Часть свободного времени трачу, надписывая свое имя на сотнях книг, которые я приобрел за последние десять лет. На каждой значится: «Джон Фаулз, 1963».
14 апреля
Барбеллион. Его недооценивают — и как писателя, описывающего природу Англии в традиции Джеффриса/Лоуренса[745], и как феномен английского социума: исключение из правила, человек, чье творчество зиждется исключительно на пережитом опыте. По сути дела, он — один из первых «сердитых молодых людей».
Его ощущение себя неузнанным Гулливером в мире лилипутов; его отвращение к преклонению перед Библией; его перечитывание старых дневников и забвение столь многих из них; его метания от научного к художественному в подходе к природе; его расцвечивание повседневного — все это характерно и для меня.
Все мое «сознательное» детство — от десяти до двадцати лет — я провел, в одиночестве блуждая по сельской местности, наблюдая за птицами, разыскивая цветы, бабочек; полагаю, я был бы лучшим литератором, если бы больше читал и учился писать уже тогда, а не в возрасте тридцати с лишним. Но эта влюбленность в природу — так ли уж она тщетна?
16 апреля
Пишу заметку о «Коллекционере» — предположительно для «Энкаунтера». В ней замечаю, что с момента создания книги перестал грезить на тему Синей Бороды. Это соответствует действительности, но произошло не сразу. Одна из причин, не упомянутая в заметке, — то, что я уволился из Св. Годрика; иными словами, оказался оторван от самого плодородного источника. Думаю, некогда я «выкрадывал и заточал» архетипы — обобщенные образы девушек. Но на протяжении многих лет их должны были воплощать те, кого я знал лично, — ученицы.

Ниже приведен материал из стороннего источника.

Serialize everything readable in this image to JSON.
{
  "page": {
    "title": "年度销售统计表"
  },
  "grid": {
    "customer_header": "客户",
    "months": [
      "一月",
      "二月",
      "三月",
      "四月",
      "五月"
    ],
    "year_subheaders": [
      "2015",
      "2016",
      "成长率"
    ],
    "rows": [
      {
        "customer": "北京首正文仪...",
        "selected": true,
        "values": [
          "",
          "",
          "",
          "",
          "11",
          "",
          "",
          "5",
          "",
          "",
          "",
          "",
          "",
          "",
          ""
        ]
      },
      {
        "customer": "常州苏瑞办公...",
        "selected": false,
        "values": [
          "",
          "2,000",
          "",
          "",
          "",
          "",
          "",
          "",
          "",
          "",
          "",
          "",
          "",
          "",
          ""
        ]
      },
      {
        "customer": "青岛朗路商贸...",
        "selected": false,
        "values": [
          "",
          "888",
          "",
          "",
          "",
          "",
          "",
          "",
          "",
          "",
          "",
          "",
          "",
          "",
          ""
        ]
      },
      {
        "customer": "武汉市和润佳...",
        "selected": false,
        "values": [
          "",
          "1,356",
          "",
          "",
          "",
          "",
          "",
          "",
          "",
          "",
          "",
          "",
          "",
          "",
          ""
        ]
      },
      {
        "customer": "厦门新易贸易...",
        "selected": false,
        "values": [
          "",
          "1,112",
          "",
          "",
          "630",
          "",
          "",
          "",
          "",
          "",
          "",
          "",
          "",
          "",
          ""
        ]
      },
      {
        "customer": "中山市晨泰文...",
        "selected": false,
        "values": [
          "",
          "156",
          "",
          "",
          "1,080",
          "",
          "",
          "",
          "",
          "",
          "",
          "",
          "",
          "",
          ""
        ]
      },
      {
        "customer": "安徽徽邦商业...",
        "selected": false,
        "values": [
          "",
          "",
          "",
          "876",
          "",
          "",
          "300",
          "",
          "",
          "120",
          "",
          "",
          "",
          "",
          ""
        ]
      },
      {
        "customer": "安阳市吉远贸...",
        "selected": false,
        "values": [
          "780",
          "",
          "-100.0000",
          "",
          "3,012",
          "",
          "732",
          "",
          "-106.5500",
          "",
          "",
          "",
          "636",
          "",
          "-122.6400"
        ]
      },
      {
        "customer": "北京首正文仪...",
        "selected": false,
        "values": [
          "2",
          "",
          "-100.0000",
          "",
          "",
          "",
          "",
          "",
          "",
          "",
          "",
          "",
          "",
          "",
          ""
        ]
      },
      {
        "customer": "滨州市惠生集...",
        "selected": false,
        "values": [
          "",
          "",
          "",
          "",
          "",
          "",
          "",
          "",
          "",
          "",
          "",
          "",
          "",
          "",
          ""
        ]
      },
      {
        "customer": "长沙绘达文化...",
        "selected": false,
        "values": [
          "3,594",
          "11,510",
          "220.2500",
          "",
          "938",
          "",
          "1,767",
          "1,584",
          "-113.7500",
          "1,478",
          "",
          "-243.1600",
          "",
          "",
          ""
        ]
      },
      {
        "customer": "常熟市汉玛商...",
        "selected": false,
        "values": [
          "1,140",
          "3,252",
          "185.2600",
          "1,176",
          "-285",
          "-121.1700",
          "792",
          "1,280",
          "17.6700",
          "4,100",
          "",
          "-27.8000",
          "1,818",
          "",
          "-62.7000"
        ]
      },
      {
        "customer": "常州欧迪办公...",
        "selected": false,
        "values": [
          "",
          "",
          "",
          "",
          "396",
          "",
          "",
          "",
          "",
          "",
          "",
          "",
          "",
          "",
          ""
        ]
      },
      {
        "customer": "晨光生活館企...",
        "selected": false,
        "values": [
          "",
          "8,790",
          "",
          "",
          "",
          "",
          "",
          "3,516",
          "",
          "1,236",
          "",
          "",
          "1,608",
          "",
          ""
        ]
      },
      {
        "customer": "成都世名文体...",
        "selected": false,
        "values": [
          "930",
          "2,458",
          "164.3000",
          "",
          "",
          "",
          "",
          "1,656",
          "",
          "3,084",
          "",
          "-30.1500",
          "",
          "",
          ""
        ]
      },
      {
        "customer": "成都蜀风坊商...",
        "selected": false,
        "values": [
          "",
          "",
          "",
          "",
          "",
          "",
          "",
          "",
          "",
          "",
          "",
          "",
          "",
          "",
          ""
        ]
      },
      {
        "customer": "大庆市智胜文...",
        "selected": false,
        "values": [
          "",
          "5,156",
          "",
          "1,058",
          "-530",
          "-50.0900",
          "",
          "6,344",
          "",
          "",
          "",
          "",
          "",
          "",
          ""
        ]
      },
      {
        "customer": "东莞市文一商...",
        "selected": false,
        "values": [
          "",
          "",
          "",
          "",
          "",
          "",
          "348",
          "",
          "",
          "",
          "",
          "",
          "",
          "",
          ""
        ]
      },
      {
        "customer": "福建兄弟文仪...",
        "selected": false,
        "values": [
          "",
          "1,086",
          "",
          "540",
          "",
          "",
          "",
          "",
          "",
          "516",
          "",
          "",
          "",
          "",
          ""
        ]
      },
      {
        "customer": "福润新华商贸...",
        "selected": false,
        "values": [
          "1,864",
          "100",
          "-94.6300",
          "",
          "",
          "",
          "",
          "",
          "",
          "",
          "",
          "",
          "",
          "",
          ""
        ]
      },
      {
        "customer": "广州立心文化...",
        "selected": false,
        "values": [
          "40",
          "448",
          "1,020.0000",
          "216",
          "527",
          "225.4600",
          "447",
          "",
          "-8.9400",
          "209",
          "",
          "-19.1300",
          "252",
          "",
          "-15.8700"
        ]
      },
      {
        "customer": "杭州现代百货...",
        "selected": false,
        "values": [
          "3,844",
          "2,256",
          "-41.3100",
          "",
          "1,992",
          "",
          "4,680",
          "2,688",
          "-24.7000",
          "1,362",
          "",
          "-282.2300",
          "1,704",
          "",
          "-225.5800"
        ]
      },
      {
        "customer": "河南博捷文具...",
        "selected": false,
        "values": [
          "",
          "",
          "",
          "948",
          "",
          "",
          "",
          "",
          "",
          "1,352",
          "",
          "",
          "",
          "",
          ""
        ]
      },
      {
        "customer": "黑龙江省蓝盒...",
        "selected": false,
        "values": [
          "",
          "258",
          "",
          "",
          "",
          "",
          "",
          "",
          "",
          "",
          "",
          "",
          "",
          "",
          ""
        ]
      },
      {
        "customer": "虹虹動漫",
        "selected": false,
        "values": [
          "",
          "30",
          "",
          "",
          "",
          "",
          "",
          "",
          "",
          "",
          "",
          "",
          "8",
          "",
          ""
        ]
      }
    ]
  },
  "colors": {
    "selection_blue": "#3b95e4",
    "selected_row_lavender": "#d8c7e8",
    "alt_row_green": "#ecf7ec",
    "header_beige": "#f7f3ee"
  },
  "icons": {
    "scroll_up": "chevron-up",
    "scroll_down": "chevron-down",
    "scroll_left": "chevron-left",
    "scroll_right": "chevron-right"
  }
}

«Санди таймс», 14 апреля 1963
На прошлой неделе Джон Фаулз оставил пост преподавателя в Хэмпстеде. Ему тридцать семь лет, а учительствовал он с момента окончания Оксфордского университета. На протяжении пятнадцати лет он отдавал письму все свое свободное время. Он закончил две книги и начал, но не дописал еще двенадцать. Считая, что его произведения непригодны для печати, он не отсылал их в издательства — до прошлого года, когда отправил агенту рукопись романа под названием «Коллекционер». Ее тут же купило издательство «Джонатан Кейп».
Книга выйдет в свет только в будущем месяце, но уже пять месяцев назад права на ее публикацию в мягком переплете были проданы за 3,5 тысячи фунтов; права на экранизацию приобрела компания «Коламбиа», и работа над сценарием уже завершена. Права на публикацию за рубежом были проданы в Америку Францию и Италию, а издательство «Кейп» уже приступило к выпуску второго издания. На сегодняшний день книга принесла автору 12 тысяч фунтов. По этой причине Джон Фаулз, говорящий о себе: «Должно быть, я — припозднившийся автор», — на прошлой неделе оставил свою работу.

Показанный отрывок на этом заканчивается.